I would measure everything very carefully first. The new transom hole will probably sit lower than the two old ones. Meaning the engine will have to sit lower but if it’s a taller engine then you may not be able to fit it low enough
 
Personally I would fill all the holes first and then treat the transom as new with a new single installation. Depending on the size of the engine it won't be on centre due to prop walk.

I did this on a RIB that had twin 75hp engines that were replaced with a single 140. Holes were filled with laminated up plugs made using marine ply and Gurit epoxy / colloidal silica etc. The transom was probably stronger than when new.
 
I think you can forget the offset as most duo. Props take that out the equasion.
BMW power in Avengers had 4 inches but they produced huge torque and they were very deep V.
I think that cutting the hole before making the new stiffened transom an integral part of the boat isn’t a good idea.
I think that the amount of work internally on the beds to change from single to twin, the height of the engine,and also the trimmed up drive position that will determine the height of those beds need to be established at an early stage. Which would point to the final hole being positioned later.
I would also look at a slight splay off centerline perhaps 1 ft behind the front engine mounts to give better access to the exhaust horn and rear of the engine.
It also forces any. Spray picked up from the vents or water from anywhere else to flow forward where it can be picked up easily from in front of the engine.

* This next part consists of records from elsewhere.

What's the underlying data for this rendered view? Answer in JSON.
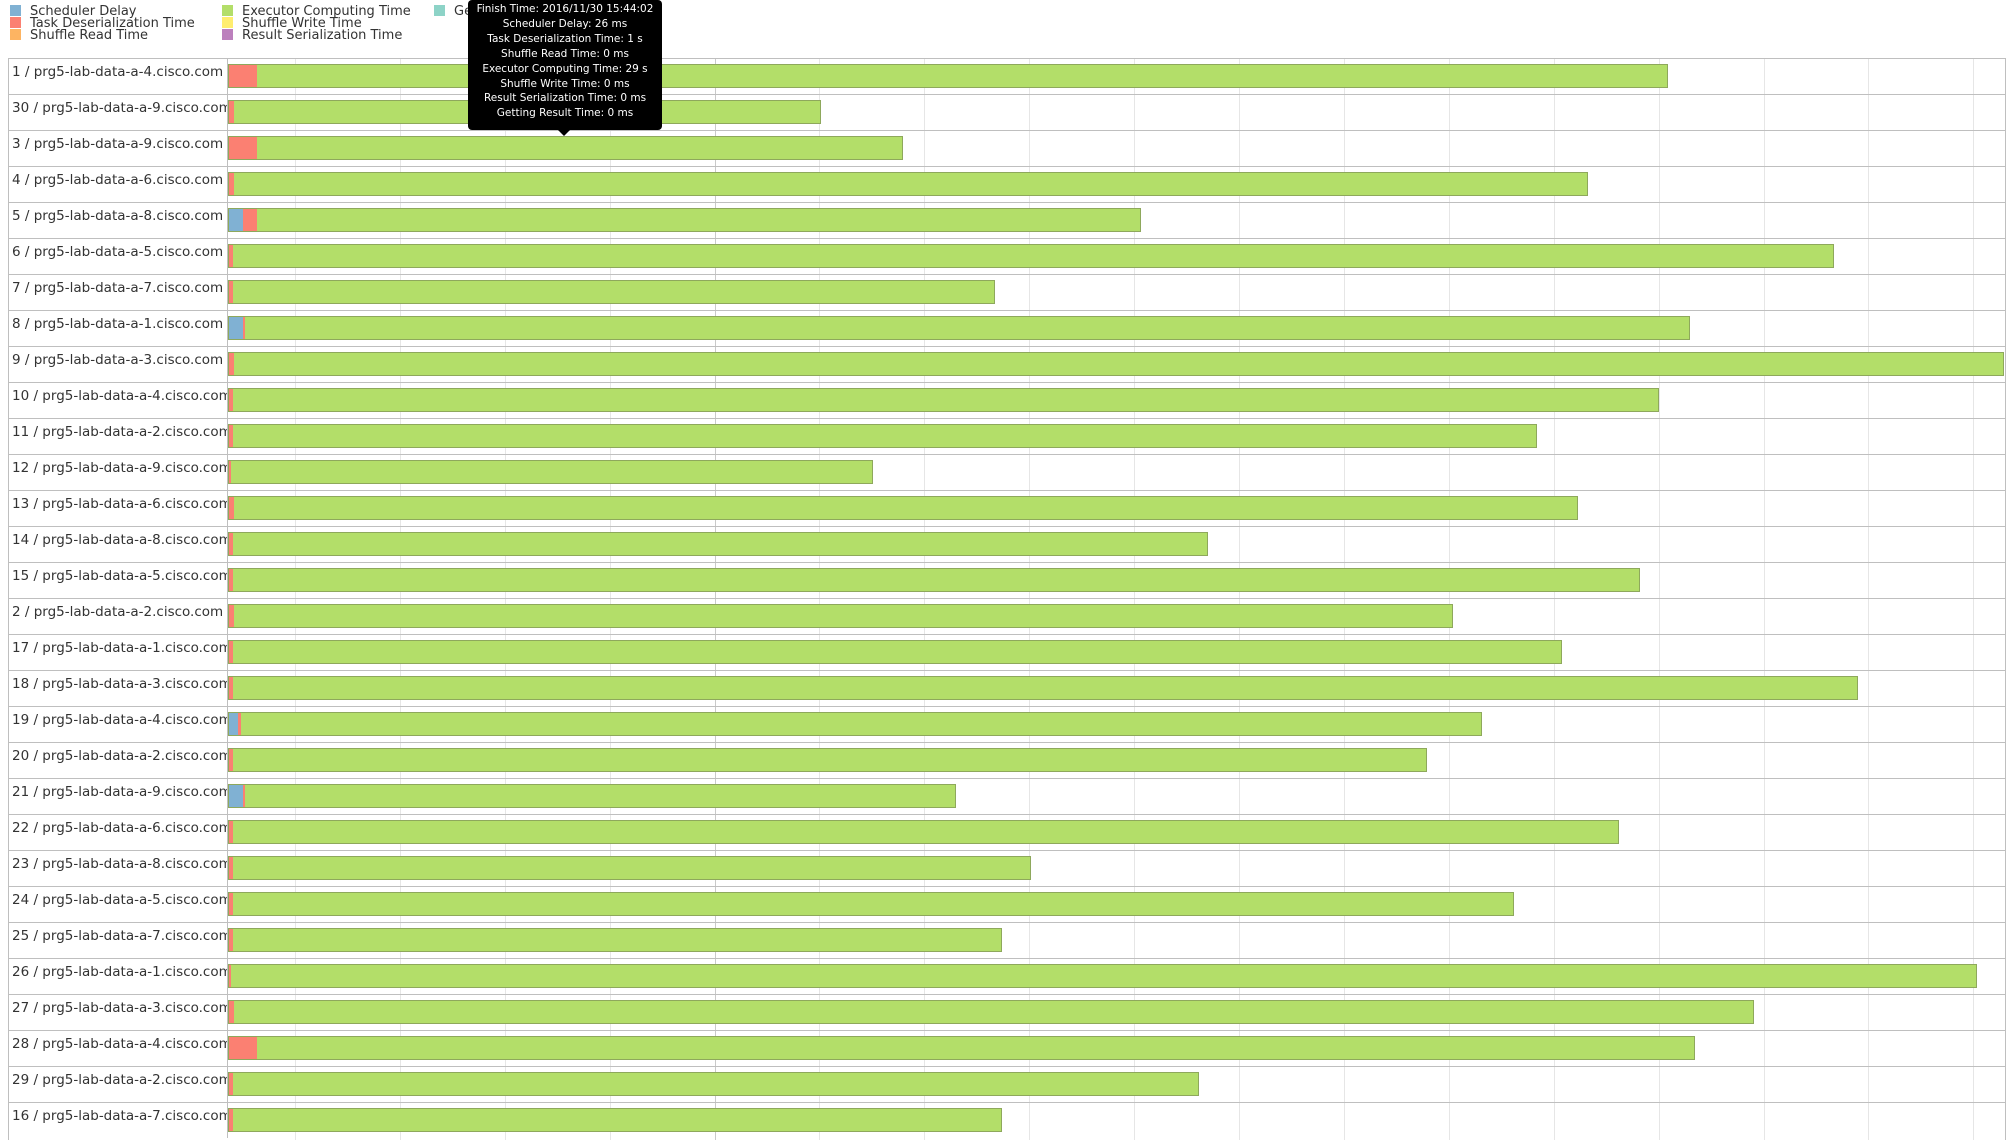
{
  "legend": {
    "items": [
      {
        "label": "Scheduler Delay",
        "color": "#80b1d3"
      },
      {
        "label": "Task Deserialization Time",
        "color": "#fb8072"
      },
      {
        "label": "Shuffle Read Time",
        "color": "#fdb462"
      },
      {
        "label": "Executor Computing Time",
        "color": "#b3de69"
      },
      {
        "label": "Shuffle Write Time",
        "color": "#ffed6f"
      },
      {
        "label": "Result Serialization Time",
        "color": "#bc80bd"
      },
      {
        "label": "Ge",
        "color": "#8dd3c7"
      }
    ]
  },
  "tooltip": {
    "lines": [
      "Finish Time: 2016/11/30 15:44:02",
      "Scheduler Delay: 26 ms",
      "Task Deserialization Time: 1 s",
      "Shuffle Read Time: 0 ms",
      "Executor Computing Time: 29 s",
      "Shuffle Write Time: 0 ms",
      "Result Serialization Time: 0 ms",
      "Getting Result Time: 0 ms"
    ]
  },
  "tasks": [
    {
      "label": "1 / prg5-lab-data-a-4.cisco.com",
      "sched": 0.0,
      "deser": 0.016,
      "exec": 0.795
    },
    {
      "label": "30 / prg5-lab-data-a-9.cisco.com",
      "sched": 0.0,
      "deser": 0.003,
      "exec": 0.331
    },
    {
      "label": "3 / prg5-lab-data-a-9.cisco.com",
      "sched": 0.0,
      "deser": 0.016,
      "exec": 0.364
    },
    {
      "label": "4 / prg5-lab-data-a-6.cisco.com",
      "sched": 0.0,
      "deser": 0.003,
      "exec": 0.763
    },
    {
      "label": "5 / prg5-lab-data-a-8.cisco.com",
      "sched": 0.008,
      "deser": 0.008,
      "exec": 0.498
    },
    {
      "label": "6 / prg5-lab-data-a-5.cisco.com",
      "sched": 0.0,
      "deser": 0.002,
      "exec": 0.902
    },
    {
      "label": "7 / prg5-lab-data-a-7.cisco.com",
      "sched": 0.0,
      "deser": 0.002,
      "exec": 0.43
    },
    {
      "label": "8 / prg5-lab-data-a-1.cisco.com",
      "sched": 0.008,
      "deser": 0.001,
      "exec": 0.814
    },
    {
      "label": "9 / prg5-lab-data-a-3.cisco.com",
      "sched": 0.0,
      "deser": 0.003,
      "exec": 0.997
    },
    {
      "label": "10 / prg5-lab-data-a-4.cisco.com",
      "sched": 0.0,
      "deser": 0.002,
      "exec": 0.804
    },
    {
      "label": "11 / prg5-lab-data-a-2.cisco.com",
      "sched": 0.0,
      "deser": 0.002,
      "exec": 0.735
    },
    {
      "label": "12 / prg5-lab-data-a-9.cisco.com",
      "sched": 0.0,
      "deser": 0.001,
      "exec": 0.362
    },
    {
      "label": "13 / prg5-lab-data-a-6.cisco.com",
      "sched": 0.0,
      "deser": 0.003,
      "exec": 0.757
    },
    {
      "label": "14 / prg5-lab-data-a-8.cisco.com",
      "sched": 0.0,
      "deser": 0.002,
      "exec": 0.55
    },
    {
      "label": "15 / prg5-lab-data-a-5.cisco.com",
      "sched": 0.0,
      "deser": 0.002,
      "exec": 0.793
    },
    {
      "label": "2 / prg5-lab-data-a-2.cisco.com",
      "sched": 0.0,
      "deser": 0.003,
      "exec": 0.687
    },
    {
      "label": "17 / prg5-lab-data-a-1.cisco.com",
      "sched": 0.0,
      "deser": 0.002,
      "exec": 0.749
    },
    {
      "label": "18 / prg5-lab-data-a-3.cisco.com",
      "sched": 0.0,
      "deser": 0.002,
      "exec": 0.916
    },
    {
      "label": "19 / prg5-lab-data-a-4.cisco.com",
      "sched": 0.005,
      "deser": 0.002,
      "exec": 0.699
    },
    {
      "label": "20 / prg5-lab-data-a-2.cisco.com",
      "sched": 0.0,
      "deser": 0.002,
      "exec": 0.673
    },
    {
      "label": "21 / prg5-lab-data-a-9.cisco.com",
      "sched": 0.008,
      "deser": 0.001,
      "exec": 0.401
    },
    {
      "label": "22 / prg5-lab-data-a-6.cisco.com",
      "sched": 0.0,
      "deser": 0.002,
      "exec": 0.781
    },
    {
      "label": "23 / prg5-lab-data-a-8.cisco.com",
      "sched": 0.0,
      "deser": 0.002,
      "exec": 0.45
    },
    {
      "label": "24 / prg5-lab-data-a-5.cisco.com",
      "sched": 0.0,
      "deser": 0.002,
      "exec": 0.722
    },
    {
      "label": "25 / prg5-lab-data-a-7.cisco.com",
      "sched": 0.0,
      "deser": 0.002,
      "exec": 0.434
    },
    {
      "label": "26 / prg5-lab-data-a-1.cisco.com",
      "sched": 0.0,
      "deser": 0.001,
      "exec": 0.984
    },
    {
      "label": "27 / prg5-lab-data-a-3.cisco.com",
      "sched": 0.0,
      "deser": 0.003,
      "exec": 0.856
    },
    {
      "label": "28 / prg5-lab-data-a-4.cisco.com",
      "sched": 0.0,
      "deser": 0.016,
      "exec": 0.81
    },
    {
      "label": "29 / prg5-lab-data-a-2.cisco.com",
      "sched": 0.0,
      "deser": 0.002,
      "exec": 0.545
    },
    {
      "label": "16 / prg5-lab-data-a-7.cisco.com",
      "sched": 0.0,
      "deser": 0.002,
      "exec": 0.434
    }
  ]
}
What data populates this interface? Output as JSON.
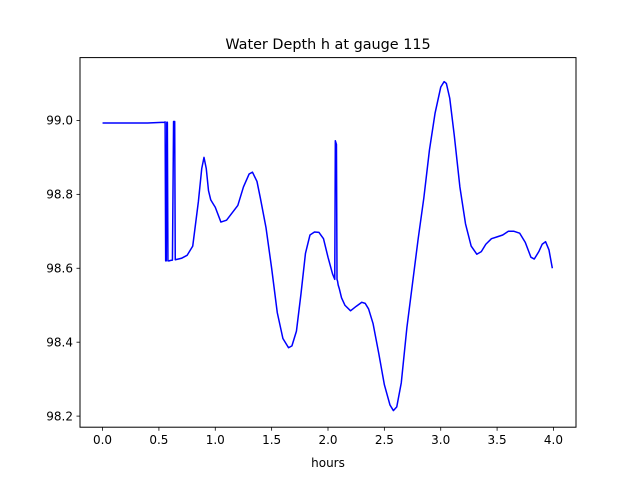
{
  "chart_data": {
    "type": "line",
    "title": "Water Depth h at gauge 115",
    "xlabel": "hours",
    "ylabel": "",
    "xlim": [
      -0.2,
      4.2
    ],
    "ylim": [
      98.17,
      99.17
    ],
    "xticks": [
      0.0,
      0.5,
      1.0,
      1.5,
      2.0,
      2.5,
      3.0,
      3.5,
      4.0
    ],
    "xtick_labels": [
      "0.0",
      "0.5",
      "1.0",
      "1.5",
      "2.0",
      "2.5",
      "3.0",
      "3.5",
      "4.0"
    ],
    "yticks": [
      98.2,
      98.4,
      98.6,
      98.8,
      99.0
    ],
    "ytick_labels": [
      "98.2",
      "98.4",
      "98.6",
      "98.8",
      "99.0"
    ],
    "grid": false,
    "legend": "none",
    "series": [
      {
        "color": "#0000ff",
        "x": [
          0.0,
          0.2,
          0.4,
          0.55,
          0.555,
          0.56,
          0.565,
          0.57,
          0.575,
          0.58,
          0.585,
          0.59,
          0.6,
          0.62,
          0.63,
          0.635,
          0.64,
          0.645,
          0.65,
          0.655,
          0.66,
          0.7,
          0.75,
          0.8,
          0.85,
          0.88,
          0.9,
          0.92,
          0.94,
          0.96,
          0.98,
          1.0,
          1.05,
          1.1,
          1.15,
          1.2,
          1.25,
          1.3,
          1.33,
          1.37,
          1.4,
          1.45,
          1.5,
          1.55,
          1.6,
          1.65,
          1.68,
          1.72,
          1.76,
          1.8,
          1.84,
          1.88,
          1.92,
          1.96,
          2.0,
          2.04,
          2.06,
          2.065,
          2.07,
          2.075,
          2.08,
          2.085,
          2.09,
          2.1,
          2.12,
          2.15,
          2.2,
          2.25,
          2.3,
          2.33,
          2.36,
          2.4,
          2.45,
          2.5,
          2.55,
          2.58,
          2.61,
          2.65,
          2.7,
          2.75,
          2.8,
          2.85,
          2.9,
          2.95,
          3.0,
          3.03,
          3.05,
          3.08,
          3.12,
          3.17,
          3.22,
          3.27,
          3.32,
          3.36,
          3.4,
          3.45,
          3.5,
          3.55,
          3.6,
          3.65,
          3.7,
          3.75,
          3.8,
          3.83,
          3.87,
          3.9,
          3.93,
          3.96,
          3.99
        ],
        "y": [
          98.993,
          98.993,
          98.993,
          98.995,
          98.996,
          98.62,
          98.62,
          98.995,
          98.995,
          98.62,
          98.62,
          98.62,
          98.621,
          98.622,
          98.997,
          98.997,
          98.997,
          98.623,
          98.623,
          98.624,
          98.624,
          98.627,
          98.635,
          98.66,
          98.78,
          98.87,
          98.9,
          98.87,
          98.81,
          98.785,
          98.775,
          98.765,
          98.725,
          98.73,
          98.75,
          98.77,
          98.82,
          98.855,
          98.86,
          98.835,
          98.79,
          98.71,
          98.6,
          98.48,
          98.41,
          98.385,
          98.39,
          98.43,
          98.53,
          98.64,
          98.69,
          98.698,
          98.697,
          98.68,
          98.63,
          98.585,
          98.57,
          98.945,
          98.94,
          98.935,
          98.57,
          98.565,
          98.555,
          98.545,
          98.52,
          98.5,
          98.485,
          98.497,
          98.508,
          98.505,
          98.49,
          98.45,
          98.37,
          98.285,
          98.23,
          98.215,
          98.225,
          98.29,
          98.44,
          98.56,
          98.68,
          98.79,
          98.92,
          99.02,
          99.09,
          99.105,
          99.1,
          99.06,
          98.96,
          98.82,
          98.72,
          98.66,
          98.638,
          98.645,
          98.665,
          98.68,
          98.685,
          98.69,
          98.7,
          98.7,
          98.695,
          98.67,
          98.63,
          98.625,
          98.645,
          98.665,
          98.672,
          98.65,
          98.6
        ]
      }
    ]
  }
}
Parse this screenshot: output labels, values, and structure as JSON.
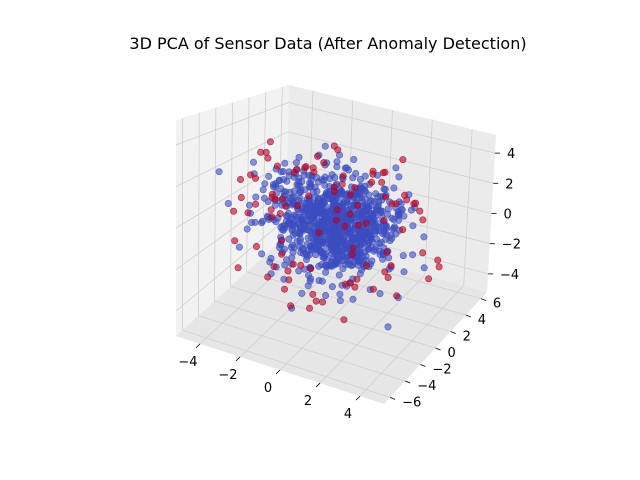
{
  "chart_data": {
    "type": "scatter",
    "projection": "3d",
    "title": "3D PCA of Sensor Data (After Anomaly Detection)",
    "xlabel": "",
    "ylabel": "",
    "zlabel": "",
    "x_ticks": [
      "−4",
      "−2",
      "0",
      "2",
      "4"
    ],
    "y_ticks": [
      "−6",
      "−4",
      "−2",
      "0",
      "2",
      "4",
      "6"
    ],
    "z_ticks": [
      "−4",
      "−2",
      "0",
      "2",
      "4"
    ],
    "xlim": [
      -5.2,
      5.2
    ],
    "ylim": [
      -6.8,
      6.8
    ],
    "zlim": [
      -5.2,
      5.2
    ],
    "grid": true,
    "series": [
      {
        "role": "normal",
        "color": "#3b4cc0",
        "approx_count": 950,
        "distribution": "dense roughly spherical cloud centered near (0,0,0), spread about 1.5 per axis",
        "points": [
          [
            0.2,
            -0.1,
            0.3
          ],
          [
            -1.1,
            0.8,
            0.5
          ],
          [
            1.3,
            0.4,
            -0.6
          ],
          [
            -0.5,
            -1.2,
            1.0
          ],
          [
            0.9,
            1.1,
            0.9
          ],
          [
            -1.6,
            0.2,
            -0.9
          ],
          [
            1.8,
            -0.9,
            0.2
          ],
          [
            -0.3,
            1.7,
            -1.2
          ],
          [
            0.6,
            -1.8,
            -0.4
          ],
          [
            -2.1,
            -0.6,
            0.7
          ],
          [
            2.3,
            0.7,
            -0.3
          ],
          [
            0.1,
            2.4,
            0.6
          ],
          [
            -0.8,
            -2.2,
            -1.1
          ],
          [
            1.5,
            1.6,
            1.6
          ],
          [
            -1.9,
            1.4,
            1.8
          ],
          [
            2.0,
            -1.7,
            -1.5
          ]
        ]
      },
      {
        "role": "anomaly",
        "color": "#b40426",
        "approx_count": 100,
        "distribution": "sparse points on the outskirts of the cloud",
        "points": [
          [
            -4.1,
            1.5,
            2.4
          ],
          [
            3.9,
            -2.6,
            3.1
          ],
          [
            -3.3,
            -3.8,
            -2.2
          ],
          [
            4.4,
            2.3,
            -1.8
          ],
          [
            -2.6,
            4.6,
            -3.0
          ],
          [
            2.9,
            -4.9,
            1.1
          ],
          [
            -4.6,
            -1.2,
            -0.4
          ],
          [
            1.3,
            5.1,
            2.8
          ],
          [
            -1.8,
            -5.4,
            3.2
          ],
          [
            3.4,
            3.6,
            -3.4
          ],
          [
            -3.9,
            2.9,
            -1.6
          ],
          [
            4.1,
            -0.4,
            2.6
          ]
        ]
      }
    ]
  }
}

But as I said in an earlier post.
I would entrust the work to an experienced tradesman who would foresee all the potential problems, and work out a plan that will give you a solid structure to fit the new power plant.
And hopefully many years of fun on the water, and good resale potential.
 
When installing an engine the height of the engine is determined by the keel line. it is prety much set in stone within a very small margin depending on transom angle. Mercruiser produce a template to affix to the transom for this purpose volvo probably the same. Everything is referanced from the transom shield after it is installed. Fitting engine mounts before fitting the transom shield is pure guesswork there is nothing inside the hull to reference off to build engine mounts until the shield is trial fitted. Hence the suggestion the hole be cut early in the process. The hole also gives access to install numerous clamps to hold the new ply being glassed in
 
Ok...
I do see your point about clamping the ply in position.
But from my experience it’s far easier to make good the gel and all the glassing to the outer skin of the boat before you cut another massive hole in it.
I have always used a template to get the engine mounted in the right place.
And never had any real problems in fitting engines from the manufacturers spec.
But every job produces a new set of challenges I suppose.